The PPP-MII Order, issued by the Department for Promotion of Industry and Internal Trade (DPIIT), classifies suppliers by the local content in their goods or services. A Class-I local supplier has local content of 50% or more; a Class-II local supplier has local content of 20% or more but less than 50%; anyone below 20% is a Non-Local supplier. Nodal ministries notify local-content thresholds for specific product categories.
These classes drive who can bid and who wins. In many procurements, only Class-I and Class-II local suppliers are eligible, and Non-Local suppliers are excluded. Where a Non-Local or Class-II is otherwise L1, a Class-I supplier is typically given a purchase preference — commonly a margin of 20% — meaning the Class-I bidder can match the L1 price to secure a share of the order.
The order works together with the restriction on global tender enquiry. Under GFR amendments, global tenders are disallowed for procurements up to a notified value (a measure to protect domestic industry), which further channels business toward local suppliers. For a domestic manufacturer, correctly claiming Class-I status can be the single biggest eligibility advantage in a tender.
Local-content claims must be backed by a self-certification, and above certain value thresholds by a certificate from a statutory auditor or cost accountant. False local-content claims carry serious consequences, including debarment. Because local content is assessed at the product/OEM level, resellers must obtain the correct declaration from the OEM whose product they quote.
On GeM and CPPP, buyers apply the Make-in-India filter at bid creation, so a tender may be restricted to Class-I only, or Class-I and Class-II. Keep your local-content certificates, category-wise, ready and updated, because the moment to prove Class-I status is at bid submission, and a missing or stale certificate can push you into a lower class and out of contention.

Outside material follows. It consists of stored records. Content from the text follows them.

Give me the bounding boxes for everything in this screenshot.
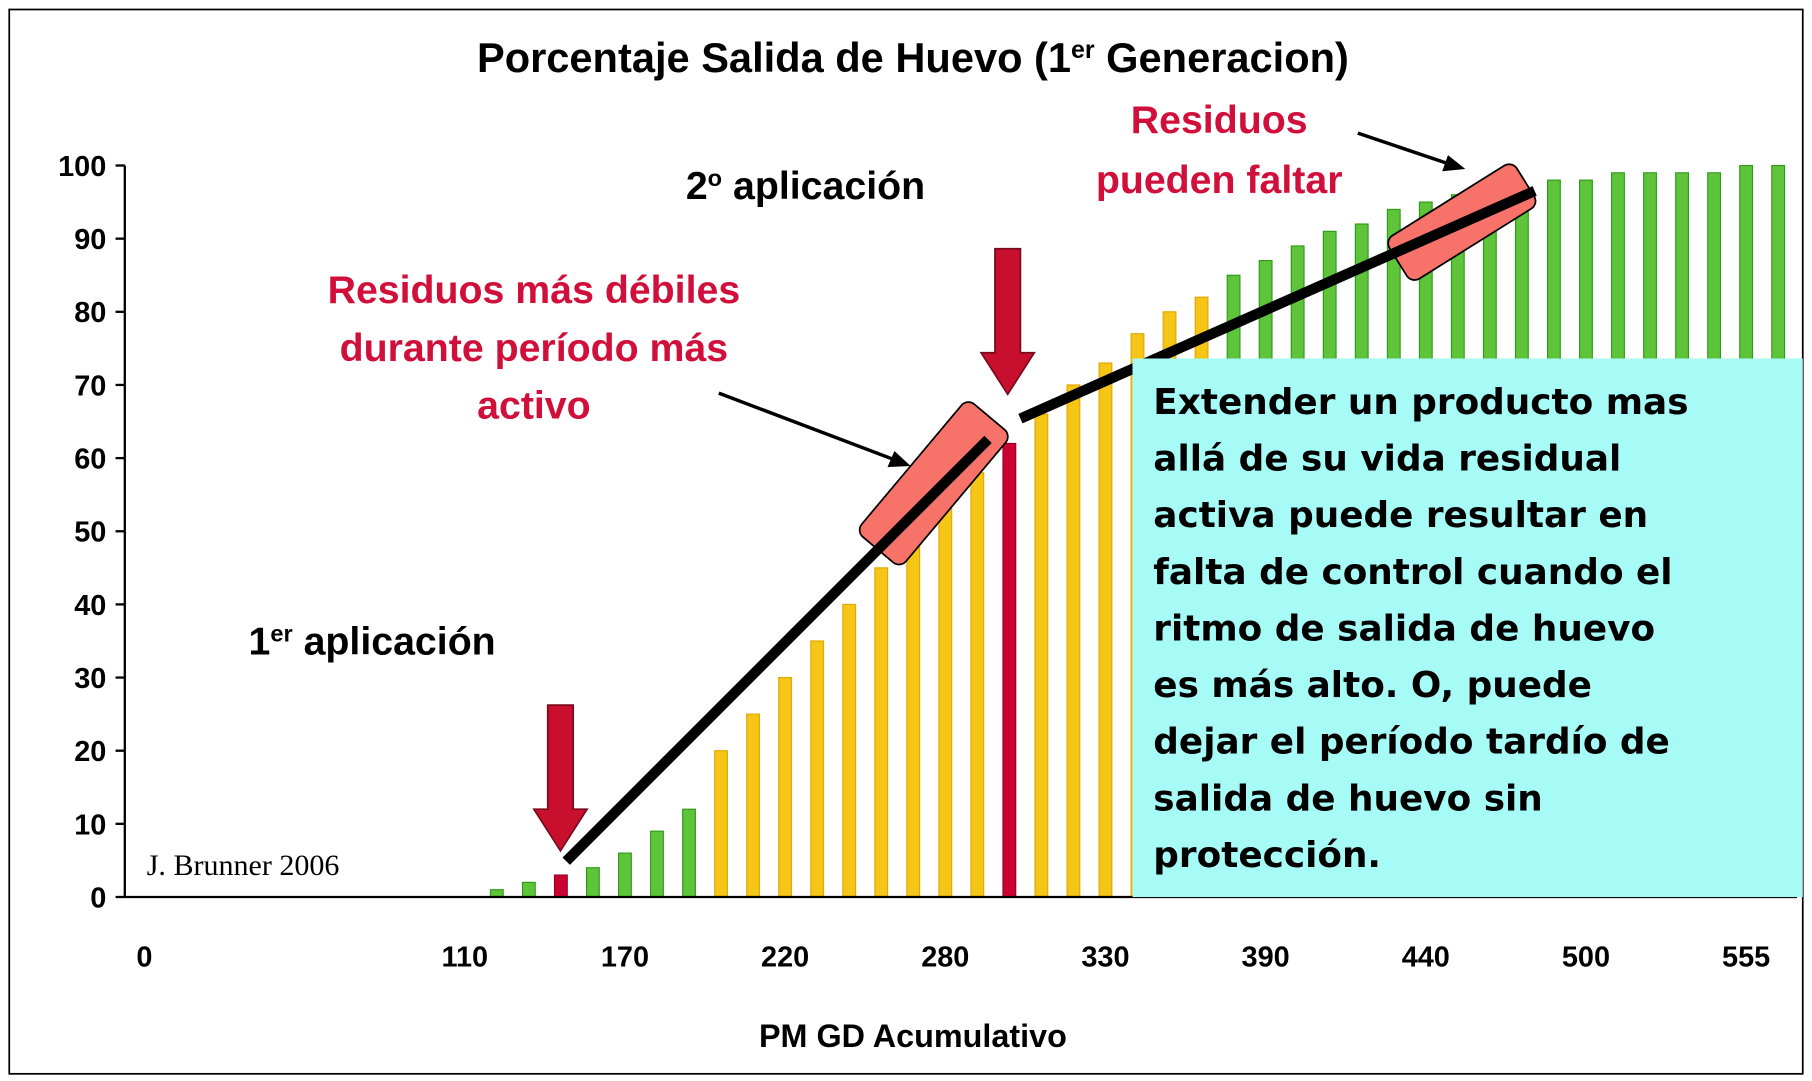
note-line: falta de control cuando el — [1153, 552, 1672, 593]
bar — [842, 603, 857, 898]
callout: activo — [477, 384, 591, 428]
texts: 0 10 20 30 40 50 60 70 80 90 100 0 110 170 220 280 330 39… — [58, 34, 1770, 1054]
callout: Residuos más débiles — [328, 268, 741, 312]
bar — [682, 808, 696, 898]
x-tick-label: 500 — [1562, 941, 1610, 973]
bar — [906, 537, 921, 898]
pointer — [718, 391, 897, 462]
note-line: protección. — [1153, 835, 1381, 876]
x-tick-label: 555 — [1722, 941, 1770, 973]
y-tick-label: 60 — [74, 444, 106, 476]
x-tick-label: 390 — [1242, 941, 1290, 973]
bar — [810, 640, 825, 898]
y-tick-label: 90 — [74, 224, 106, 256]
note-line: salida de huevo sin — [1153, 778, 1542, 819]
callout: durante período más — [340, 326, 729, 370]
x-axis-label: PM GD Acumulativo — [759, 1018, 1067, 1054]
pointer-head — [1442, 155, 1466, 172]
superscript: er — [270, 620, 292, 646]
y-tick-label: 10 — [74, 809, 106, 841]
y-tick-label: 20 — [74, 736, 106, 768]
note-line: activa puede resultar en — [1153, 495, 1648, 536]
note-line: allá de su vida residual — [1153, 439, 1621, 480]
text-part: 2 — [686, 164, 708, 208]
y-tick-label: 100 — [58, 151, 106, 183]
y-tick-label: 50 — [74, 517, 106, 549]
bar — [1098, 362, 1113, 898]
note-line: dejar el período tardío de — [1153, 722, 1670, 763]
bar — [970, 472, 985, 898]
bar — [714, 750, 728, 898]
label: 1er aplicación — [249, 619, 496, 663]
text-part: aplicación — [722, 164, 925, 208]
annotations — [532, 131, 1803, 898]
bar — [874, 567, 889, 898]
y-tick-label: 30 — [74, 663, 106, 695]
bar — [585, 867, 600, 898]
bar — [1034, 413, 1049, 898]
x-tick-label: 330 — [1081, 941, 1129, 973]
bar — [938, 501, 953, 898]
credit: J. Brunner 2006 — [147, 849, 340, 882]
y-tick-label: 80 — [74, 297, 106, 329]
callout: pueden faltar — [1096, 158, 1343, 202]
x-tick-label: 220 — [761, 941, 809, 973]
bar — [1066, 384, 1081, 898]
y-tick-label: 70 — [74, 370, 106, 402]
superscript: o — [708, 165, 722, 191]
chart-title: Porcentaje Salida de Huevo (1er Generaci… — [477, 34, 1349, 81]
x-tick-label: 280 — [921, 941, 969, 973]
bar — [1002, 442, 1017, 898]
superscript: er — [1071, 36, 1095, 64]
note-line: es más alto. O, puede — [1153, 665, 1592, 706]
trend-line — [1018, 186, 1537, 424]
y-tick-label: 0 — [90, 882, 106, 914]
bar — [618, 852, 632, 898]
arrow — [979, 247, 1036, 396]
bar — [746, 713, 761, 898]
x-tick-label: 440 — [1402, 941, 1450, 973]
text-part: Porcentaje Salida de Huevo (1 — [477, 34, 1071, 81]
bar — [553, 874, 568, 898]
text-part: aplicación — [293, 619, 496, 663]
arrow — [532, 704, 589, 853]
note-box — [1132, 358, 1803, 898]
trend-line — [562, 435, 992, 865]
label: 2o aplicación — [686, 164, 925, 208]
bar — [521, 881, 536, 898]
callout: Residuos — [1131, 98, 1308, 142]
note-line: Extender un producto mas — [1153, 382, 1688, 423]
text-part: Generacion) — [1095, 34, 1349, 81]
x-tick-label: 0 — [136, 941, 152, 973]
bar — [778, 676, 793, 898]
pointer-head — [887, 450, 911, 468]
note-line: ritmo de salida de huevo — [1153, 608, 1655, 649]
pointer — [1357, 131, 1451, 166]
bar — [650, 830, 664, 898]
y-tick-label: 40 — [74, 590, 106, 622]
text-part: 1 — [249, 619, 271, 663]
x-tick-label: 170 — [601, 941, 649, 973]
x-tick-label: 110 — [441, 941, 488, 973]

BidShakti reads each tender for Make-in-India conditions — whether it is restricted to Class-I, whether Class-II is allowed, and whether a purchase preference applies — and matches it against your declared local-content status in the go/no-go. The bid-pack then lists exactly which local-content certificate or OEM declaration you must attach, so you claim the preference you are entitled to instead of being downgraded on a technicality.
Frequently asked questions
What is the Make in India preference in tenders?
It is a purchase preference under the PPP-MII Order 2017 that favours domestic suppliers based on their local content, graded as Class-I, Class-II or Non-Local.
What is the difference between Class-I and Class-II local suppliers?
Class-I has local content of 50% or more; Class-II has 20% or more but less than 50%. Class-I generally gets priority and purchase preference.
What is purchase preference under Make in India?
If a lower-class or non-local bidder is L1, a Class-I supplier can usually match that price (commonly within a 20% margin) to win a share of the order.
How is local content proved in a tender?
Through a self-certification, and above certain values a certificate from a statutory auditor or cost accountant; false claims can lead to debarment.